一方、ジュリアはと言うと、珍しくその口を閉じ、首をぶるぶると横に振った。
「あんな声は今まで聞いた事がねぇ」
「あぁ、そうだ。ジュリちゃんよ。さっきのは声にビビって俺が自分から当たってったんだ。気にすんじゃねぇぞ」
どうやらジュリアの魔法が当たったらしい。あの巨大な岩の棘が当たるなんて考えたくもたいが、先程のは尋常でない音だった。それも仕方ないだろう。致命傷にならなくて良かったとしか言えない。
「とりあえず僕達は一度地上に戻って様子を見てきますが、そちらはどうされますか?」
「俺達も一度戻ろう。久々に死にかけてちょいと漏らしちまった。パンツがびしょびしょだ。嬢ちゃんも良いか?」
ジュリアは魂が抜けたようにこくこくと頷く。大男のお漏らし発言にアルはぎょっとするが、周りの人達はクスッと笑っただけだった。きっとこの人なりの場を和ませるジョークなのだろう。

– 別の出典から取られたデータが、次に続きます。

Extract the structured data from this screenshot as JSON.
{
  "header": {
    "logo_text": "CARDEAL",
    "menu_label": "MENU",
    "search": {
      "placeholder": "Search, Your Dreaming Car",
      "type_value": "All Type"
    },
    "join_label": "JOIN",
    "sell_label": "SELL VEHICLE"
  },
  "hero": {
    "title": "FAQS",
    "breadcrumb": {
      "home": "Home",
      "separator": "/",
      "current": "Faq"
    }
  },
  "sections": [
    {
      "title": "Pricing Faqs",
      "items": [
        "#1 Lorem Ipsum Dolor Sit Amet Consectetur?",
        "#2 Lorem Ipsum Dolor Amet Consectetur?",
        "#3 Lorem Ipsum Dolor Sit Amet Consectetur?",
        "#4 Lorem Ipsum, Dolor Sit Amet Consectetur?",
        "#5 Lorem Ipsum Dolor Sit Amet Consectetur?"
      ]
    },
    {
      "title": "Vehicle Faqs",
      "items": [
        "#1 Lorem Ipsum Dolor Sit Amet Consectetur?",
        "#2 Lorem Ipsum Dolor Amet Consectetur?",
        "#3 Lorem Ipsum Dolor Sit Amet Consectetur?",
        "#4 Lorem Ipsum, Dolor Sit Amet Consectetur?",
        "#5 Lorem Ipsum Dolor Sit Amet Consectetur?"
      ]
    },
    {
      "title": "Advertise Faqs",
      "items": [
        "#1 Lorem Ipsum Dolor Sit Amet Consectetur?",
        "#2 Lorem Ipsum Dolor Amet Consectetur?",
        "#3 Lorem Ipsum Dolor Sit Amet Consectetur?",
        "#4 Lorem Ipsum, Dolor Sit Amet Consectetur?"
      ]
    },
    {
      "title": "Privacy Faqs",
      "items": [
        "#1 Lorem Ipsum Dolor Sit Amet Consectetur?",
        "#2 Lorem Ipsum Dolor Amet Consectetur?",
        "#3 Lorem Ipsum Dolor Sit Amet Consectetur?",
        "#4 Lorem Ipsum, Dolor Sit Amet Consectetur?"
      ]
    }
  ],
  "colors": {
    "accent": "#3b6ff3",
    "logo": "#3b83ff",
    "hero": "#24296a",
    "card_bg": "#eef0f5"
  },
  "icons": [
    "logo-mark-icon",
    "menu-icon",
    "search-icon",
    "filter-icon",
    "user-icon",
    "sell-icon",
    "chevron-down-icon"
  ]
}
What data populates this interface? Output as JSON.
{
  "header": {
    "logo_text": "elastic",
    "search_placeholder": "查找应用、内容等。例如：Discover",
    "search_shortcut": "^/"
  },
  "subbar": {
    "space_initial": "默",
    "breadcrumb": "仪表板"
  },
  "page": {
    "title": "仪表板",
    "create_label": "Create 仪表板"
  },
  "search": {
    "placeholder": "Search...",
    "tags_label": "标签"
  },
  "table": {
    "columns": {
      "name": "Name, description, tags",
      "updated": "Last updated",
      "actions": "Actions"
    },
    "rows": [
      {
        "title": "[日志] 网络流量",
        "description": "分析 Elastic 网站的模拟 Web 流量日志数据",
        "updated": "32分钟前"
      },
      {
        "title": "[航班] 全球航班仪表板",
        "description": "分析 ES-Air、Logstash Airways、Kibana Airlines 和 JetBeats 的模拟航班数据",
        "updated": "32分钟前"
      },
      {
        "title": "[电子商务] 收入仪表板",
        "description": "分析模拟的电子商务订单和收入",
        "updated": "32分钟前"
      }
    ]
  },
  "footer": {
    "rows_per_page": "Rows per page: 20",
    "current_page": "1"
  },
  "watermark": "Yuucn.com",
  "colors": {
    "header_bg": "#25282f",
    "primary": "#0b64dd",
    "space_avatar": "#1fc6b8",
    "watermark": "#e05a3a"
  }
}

四人が十分歩けるようになってから、一行は地上を目指した。
魔物は現れたそばからアルが片付けていたので、後ろの四人はついてくるだけだ。
「おめぇ、その剣どうなってんだ?なんでデュラハンにズバズバ剣が入る?」
「それは剣じゃなくて、僕のスキルですよ。どんなスキルかは教えられませんが」
「レベルはどれくらいなんだ?良かったら教えてくれ」
「えーっと26…じゃない、つい昨日レベルアップして27です」
「まじかよ!?俺らとそんなかわんねぇじゃねぇか………。これは何の差なんだ………?」
「んなこと考えたって無駄だ。同じことやろうとしても俺達には出来やしねぇ。俺等に必要なのはやっぱり完全な盾役だせ。やっぱりデグ。お前しかいねぇ。【堅牢】と【受け流し】持ってるお前が適任だ」
「えー俺嫌だって。装備重いし、痛いじゃねぇか。それになんか地味だしよ」
「バカ野郎。さっきみたいな場面でデュラハン数体相手に立ち回ってみろ。英雄だぞ!?なぁ姉さん!?」
「そうじゃの。盾役は地味だと思われがちじゃが、一番重要な役割でリーダーの資質が求められる。何より一番勇敢な奴がやる役割じゃ。女性としてもそんな男に惹かれるものじゃ」
「そ、そうなのか?」
和気あいあいと盛り上がる後ろ。シオンもなんだか楽しそうだ。前方を策敵しながら先頭を歩くアルは、そんな会話を片手間に聞いていたが、何やら服の裾を引っ張られた。
「ん?ジュリア…さん?」
そこにはやけにおとなしいジュリア・アレクサンドリアがうつむいて付いて来ていた。何か話があるらしい。
「ごめんシオン。ちょっと交代いい?」
シオンに先頭を任せて、アルとジュリアは皆から少し離れて歩く。
「どうかした…んですか?」
依然と俯いたまはまの彼女に、慎重に言葉を選びながら話しかける。
「ジュリアでいいですわ」
「え?」
「ジュリアって呼んでって言ってるの!丁寧な言葉遣いもいらないですわっ!」
とりあえず第一声で怒られたのだった。